Custora E-Commerce Pulse, a customer relationship management firm which tracked more than 100 million online shoppers and over $40 billion in e-commerce revenue over the full Thanksgiving Holiday weekend, has just reported that Cyber Monday e-commerce revenues were up over 15% compared with Cyber Monday 2013.

That makes Cyber Monday 2014 the single biggest day in U.S. online shopping ever in history.

Other days of the Thanksgiving weekend also showed robust gains in online shopping:  Black Friday online sales were up ~21% over 2013, and online shopping on Thanksgiving Day itself were up nearly 18% over Thanksgiving Day in 2013.

The strong growth was fueled by mobile shopping, e-mail marketing, plus online product searches on Google and other search engines.

In particular, mobile shopping accounted for ~22% of orders on Cyber Monday, significantly higher than the ~16% of orders recorded last year.

On Black Friday itself, mobile shopping accounted for around 30% of all orders — yet another dramatic increase over 2013 when mobile shopping account for just shy of 23% of orders.
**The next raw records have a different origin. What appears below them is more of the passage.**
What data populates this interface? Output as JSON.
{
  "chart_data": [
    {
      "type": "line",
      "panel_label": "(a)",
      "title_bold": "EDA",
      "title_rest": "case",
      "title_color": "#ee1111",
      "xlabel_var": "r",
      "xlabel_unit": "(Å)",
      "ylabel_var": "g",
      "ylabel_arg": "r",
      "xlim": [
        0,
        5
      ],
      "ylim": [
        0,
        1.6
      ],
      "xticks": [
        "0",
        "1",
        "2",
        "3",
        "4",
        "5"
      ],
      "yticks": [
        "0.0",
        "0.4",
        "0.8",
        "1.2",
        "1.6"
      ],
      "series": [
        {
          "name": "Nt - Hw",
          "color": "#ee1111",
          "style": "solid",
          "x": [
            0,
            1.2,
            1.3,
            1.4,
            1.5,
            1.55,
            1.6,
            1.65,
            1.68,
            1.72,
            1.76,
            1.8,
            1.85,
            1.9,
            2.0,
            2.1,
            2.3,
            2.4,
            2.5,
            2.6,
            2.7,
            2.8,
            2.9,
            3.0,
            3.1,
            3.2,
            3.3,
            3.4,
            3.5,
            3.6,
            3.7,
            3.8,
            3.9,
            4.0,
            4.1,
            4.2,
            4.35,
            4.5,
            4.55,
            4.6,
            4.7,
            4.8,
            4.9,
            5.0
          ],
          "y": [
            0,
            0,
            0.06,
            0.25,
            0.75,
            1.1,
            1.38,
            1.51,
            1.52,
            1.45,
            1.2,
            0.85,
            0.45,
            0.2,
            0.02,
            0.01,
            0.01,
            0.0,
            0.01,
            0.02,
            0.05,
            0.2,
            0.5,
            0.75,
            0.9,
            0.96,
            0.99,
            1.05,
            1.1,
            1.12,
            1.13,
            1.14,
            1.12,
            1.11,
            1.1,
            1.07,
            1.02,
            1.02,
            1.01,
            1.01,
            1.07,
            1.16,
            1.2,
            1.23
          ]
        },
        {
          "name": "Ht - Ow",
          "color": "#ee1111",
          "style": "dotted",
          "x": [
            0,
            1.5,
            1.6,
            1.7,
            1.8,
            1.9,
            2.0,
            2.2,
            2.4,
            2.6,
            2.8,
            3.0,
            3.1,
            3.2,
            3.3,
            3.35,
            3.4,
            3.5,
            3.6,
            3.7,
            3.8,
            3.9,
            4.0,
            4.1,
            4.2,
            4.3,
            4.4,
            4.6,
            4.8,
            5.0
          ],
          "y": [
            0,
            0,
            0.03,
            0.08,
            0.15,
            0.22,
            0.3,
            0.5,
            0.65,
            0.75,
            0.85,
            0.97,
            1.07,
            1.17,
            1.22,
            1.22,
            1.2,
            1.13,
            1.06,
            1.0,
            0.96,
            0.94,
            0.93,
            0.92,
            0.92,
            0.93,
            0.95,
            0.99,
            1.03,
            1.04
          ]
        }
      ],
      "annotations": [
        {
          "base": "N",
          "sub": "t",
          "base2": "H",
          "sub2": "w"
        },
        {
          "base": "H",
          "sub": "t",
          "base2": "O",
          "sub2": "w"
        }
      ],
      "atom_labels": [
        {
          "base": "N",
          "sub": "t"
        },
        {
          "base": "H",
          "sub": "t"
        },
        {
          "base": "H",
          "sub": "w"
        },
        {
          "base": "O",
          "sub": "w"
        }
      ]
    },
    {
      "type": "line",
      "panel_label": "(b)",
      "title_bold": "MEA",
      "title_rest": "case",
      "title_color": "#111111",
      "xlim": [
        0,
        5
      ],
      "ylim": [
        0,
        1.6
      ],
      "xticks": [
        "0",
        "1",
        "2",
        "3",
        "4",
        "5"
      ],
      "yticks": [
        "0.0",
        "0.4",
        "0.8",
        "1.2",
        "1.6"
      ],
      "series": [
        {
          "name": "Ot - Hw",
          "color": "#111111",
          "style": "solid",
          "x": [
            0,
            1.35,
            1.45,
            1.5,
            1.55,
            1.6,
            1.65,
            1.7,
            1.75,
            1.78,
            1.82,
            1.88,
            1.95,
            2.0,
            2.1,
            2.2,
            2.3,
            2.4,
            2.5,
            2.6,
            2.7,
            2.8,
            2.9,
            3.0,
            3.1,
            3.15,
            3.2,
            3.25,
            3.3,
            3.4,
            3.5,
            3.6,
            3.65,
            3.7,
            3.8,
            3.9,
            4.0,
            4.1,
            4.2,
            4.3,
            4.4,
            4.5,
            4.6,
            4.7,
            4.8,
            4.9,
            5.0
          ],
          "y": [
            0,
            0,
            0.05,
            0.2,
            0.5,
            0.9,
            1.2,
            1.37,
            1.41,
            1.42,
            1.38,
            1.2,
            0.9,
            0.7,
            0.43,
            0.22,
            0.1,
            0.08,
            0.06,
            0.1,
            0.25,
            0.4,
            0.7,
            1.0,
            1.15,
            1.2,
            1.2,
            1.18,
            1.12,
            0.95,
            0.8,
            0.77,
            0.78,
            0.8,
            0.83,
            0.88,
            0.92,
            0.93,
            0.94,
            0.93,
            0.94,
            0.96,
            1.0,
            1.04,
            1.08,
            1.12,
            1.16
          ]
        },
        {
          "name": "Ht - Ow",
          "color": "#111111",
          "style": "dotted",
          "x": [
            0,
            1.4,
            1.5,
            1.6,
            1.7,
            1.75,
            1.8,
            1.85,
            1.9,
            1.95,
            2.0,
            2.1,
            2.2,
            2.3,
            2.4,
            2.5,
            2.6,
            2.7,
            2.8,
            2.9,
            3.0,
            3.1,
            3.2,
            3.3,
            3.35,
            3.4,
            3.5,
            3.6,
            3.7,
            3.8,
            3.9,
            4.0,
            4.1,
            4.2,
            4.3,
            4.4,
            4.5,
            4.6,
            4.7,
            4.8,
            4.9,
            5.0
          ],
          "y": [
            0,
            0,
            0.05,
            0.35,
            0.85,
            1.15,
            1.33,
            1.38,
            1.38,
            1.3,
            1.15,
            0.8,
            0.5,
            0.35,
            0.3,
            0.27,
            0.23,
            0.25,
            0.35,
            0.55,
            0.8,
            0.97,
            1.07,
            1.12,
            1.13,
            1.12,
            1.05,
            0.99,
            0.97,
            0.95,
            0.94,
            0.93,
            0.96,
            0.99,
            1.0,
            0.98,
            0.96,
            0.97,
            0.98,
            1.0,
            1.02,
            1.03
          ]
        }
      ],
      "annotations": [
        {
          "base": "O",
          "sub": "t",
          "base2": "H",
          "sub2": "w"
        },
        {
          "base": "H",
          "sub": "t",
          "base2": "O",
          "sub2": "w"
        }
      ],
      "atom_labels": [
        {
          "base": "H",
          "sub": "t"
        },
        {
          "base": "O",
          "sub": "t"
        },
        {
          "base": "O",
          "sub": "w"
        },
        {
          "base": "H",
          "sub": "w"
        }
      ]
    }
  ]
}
This year’s Cyber Monday stats put the lie to the notion that e-mail marketing is losing its luster.  In fact, e-mail marketing drove nearly one in four online shopping orders, outstripping natural search (at ~19% of all orders) and paid search (~16% of orders).

Much ado about (practically) nothing: Social media and Cyber Monday.
Much ado about (practically) nothing: Social media and Cyber Monday.

And guess which channels weren’t a meaningful part of the holiday shopping experience this year?

If you guessed social media … you’re absolutely correct.

Taken together, Facebook, Twitter, Pinterest and Instagram accounted for only about 1.5% of online e-commerce orders on Cyber Monday.  (For the weekend as a whole, it was only slightly better at ~1.7%.)

This year’s statistics just add more confirmation of several truisms about online consumer marketing:

  • Targeted e-mail still works the best.
  • Online search is important.
  • Social media is like Lucy and the football.